Within the rod you work out the enclosed charge exactly the same way: charge density times volume. What's the volume of your Gaussian cylinder of radius r and length L?

3. Sep 2, 2007

learningphysics

Actually the formula you worked out is the inner one... When you work out the outer one, you'll be using big R to calculate the volume of the charge...

when you do the inner one... r = R... but when you do the outer one... r > R

4. Sep 2, 2007

xaer04

that would be $\pi r^2 L$. i thought it would be that. where i get tripped up is in the example in the text, the same problem is done with a sphere using a ratio of the gaussian inner area and the area of the actual sphere:
$$\frac{4}{3}\pi r^3$$ for the inside area

$$\frac{4}{3}\pi R^3$$ for the sphere area
it states that their areas have a ratio of $r^3/R^3$. it also states that the sphere has a total uniform charge of Q, not a charge distribution based on volume, and they equate $q_{encl}$ to $Q(r^3/R^3)$ for $r<R$.

their final answer looks like this for inside a sphere:
$$E=\frac{Qr}{4\pi \epsilon_0 R^3}$$

if i apply that same logic to my situation, i start by getting the ratio of areas:
$$\frac{\pi r^2 L}{\pi R^2 L}$$

for a ratio of $r^2/R^2$.

my $q_{encl}$ from the first answer will now just be Q, which i will multiply by the area ratio.

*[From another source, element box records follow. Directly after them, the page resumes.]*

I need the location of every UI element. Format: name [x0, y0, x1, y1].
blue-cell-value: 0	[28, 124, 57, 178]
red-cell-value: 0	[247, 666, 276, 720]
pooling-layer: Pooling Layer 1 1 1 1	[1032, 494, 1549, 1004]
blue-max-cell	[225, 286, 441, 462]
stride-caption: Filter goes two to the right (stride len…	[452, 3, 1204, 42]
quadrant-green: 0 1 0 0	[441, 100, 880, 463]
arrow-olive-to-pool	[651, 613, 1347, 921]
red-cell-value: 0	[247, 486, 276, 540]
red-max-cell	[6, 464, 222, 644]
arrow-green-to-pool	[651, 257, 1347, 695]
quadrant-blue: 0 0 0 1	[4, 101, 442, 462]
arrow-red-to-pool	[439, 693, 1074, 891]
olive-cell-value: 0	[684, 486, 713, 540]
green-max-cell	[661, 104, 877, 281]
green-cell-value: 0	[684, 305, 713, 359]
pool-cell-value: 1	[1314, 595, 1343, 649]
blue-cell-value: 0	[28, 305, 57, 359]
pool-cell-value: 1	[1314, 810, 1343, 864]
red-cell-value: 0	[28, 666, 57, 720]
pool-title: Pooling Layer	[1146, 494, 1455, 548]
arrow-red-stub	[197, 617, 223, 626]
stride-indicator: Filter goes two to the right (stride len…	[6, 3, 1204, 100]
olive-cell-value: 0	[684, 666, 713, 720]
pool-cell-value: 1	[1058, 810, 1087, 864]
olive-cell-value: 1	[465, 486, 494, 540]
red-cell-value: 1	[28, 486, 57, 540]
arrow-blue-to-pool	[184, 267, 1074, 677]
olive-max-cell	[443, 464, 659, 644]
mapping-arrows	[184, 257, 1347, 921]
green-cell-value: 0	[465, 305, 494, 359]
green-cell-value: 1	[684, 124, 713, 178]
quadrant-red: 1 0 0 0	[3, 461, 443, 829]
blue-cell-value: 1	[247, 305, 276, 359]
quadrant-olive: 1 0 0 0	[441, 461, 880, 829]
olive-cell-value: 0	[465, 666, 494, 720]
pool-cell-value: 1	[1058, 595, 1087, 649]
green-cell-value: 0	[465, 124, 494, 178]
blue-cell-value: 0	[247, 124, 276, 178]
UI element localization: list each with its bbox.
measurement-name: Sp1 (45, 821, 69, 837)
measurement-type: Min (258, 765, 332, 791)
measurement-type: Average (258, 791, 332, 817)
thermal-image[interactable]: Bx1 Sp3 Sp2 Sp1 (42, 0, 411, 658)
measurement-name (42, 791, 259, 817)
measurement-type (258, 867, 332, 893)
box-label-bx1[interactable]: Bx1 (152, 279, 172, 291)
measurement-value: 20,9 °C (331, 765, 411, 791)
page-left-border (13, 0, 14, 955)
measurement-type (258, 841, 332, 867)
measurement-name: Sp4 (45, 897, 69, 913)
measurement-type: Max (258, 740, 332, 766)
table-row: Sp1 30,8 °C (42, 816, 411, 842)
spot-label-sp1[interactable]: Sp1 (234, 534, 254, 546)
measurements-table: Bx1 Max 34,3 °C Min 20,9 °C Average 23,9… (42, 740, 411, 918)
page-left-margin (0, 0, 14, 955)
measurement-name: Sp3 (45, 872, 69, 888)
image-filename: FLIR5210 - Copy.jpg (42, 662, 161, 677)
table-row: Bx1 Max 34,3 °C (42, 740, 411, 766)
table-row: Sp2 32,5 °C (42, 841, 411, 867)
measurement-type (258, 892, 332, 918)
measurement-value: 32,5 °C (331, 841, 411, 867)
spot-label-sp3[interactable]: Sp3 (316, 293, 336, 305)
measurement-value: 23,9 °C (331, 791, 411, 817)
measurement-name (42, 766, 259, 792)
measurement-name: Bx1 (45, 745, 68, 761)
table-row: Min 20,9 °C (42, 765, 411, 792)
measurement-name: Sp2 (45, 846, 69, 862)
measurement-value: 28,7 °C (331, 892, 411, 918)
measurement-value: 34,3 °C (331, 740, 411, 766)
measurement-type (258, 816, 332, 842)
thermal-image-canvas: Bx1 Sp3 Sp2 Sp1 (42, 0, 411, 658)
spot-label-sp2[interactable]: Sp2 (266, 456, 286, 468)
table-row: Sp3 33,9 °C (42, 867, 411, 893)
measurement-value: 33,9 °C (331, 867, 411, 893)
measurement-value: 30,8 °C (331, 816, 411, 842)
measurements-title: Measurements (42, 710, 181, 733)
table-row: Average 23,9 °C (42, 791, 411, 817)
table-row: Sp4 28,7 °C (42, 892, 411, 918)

$$E(2 \pi r L) = \frac{r^2}{R^2} \left( \frac{\rho \pi r^2 L}{\epsilon_0} \right)$$

which simplifies to:
$$E = \frac{\rho r^3}{2 \epsilon_0 R^2}$$

the r and R are completely wrong.

5. Sep 2, 2007

xaer04

ooh, thanks for spotting that, learningphysics...

6. Sep 2, 2007

xaer04

ooh, and that means my ratio was backwards, which means... it works out, heh. but why do they use the ratio inside of a sphere where i have to use it outside of a rod?

7. Sep 2, 2007

learningphysics

That's the ratio of the volumes... not the areas. surface area of a sphere is $$4{\pi}R^2$$

8. Sep 2, 2007

learningphysics

If they gave you Q instead of $$\rho$$... then you might be get similar results... they won't be exactly analogous... because the charge enclosed in a volume varies as r^3 for the sphere... but only varies as r^2 for the cylinder...

9. Sep 2, 2007

xaer04

alright.. anyways, thanks a lot for the help.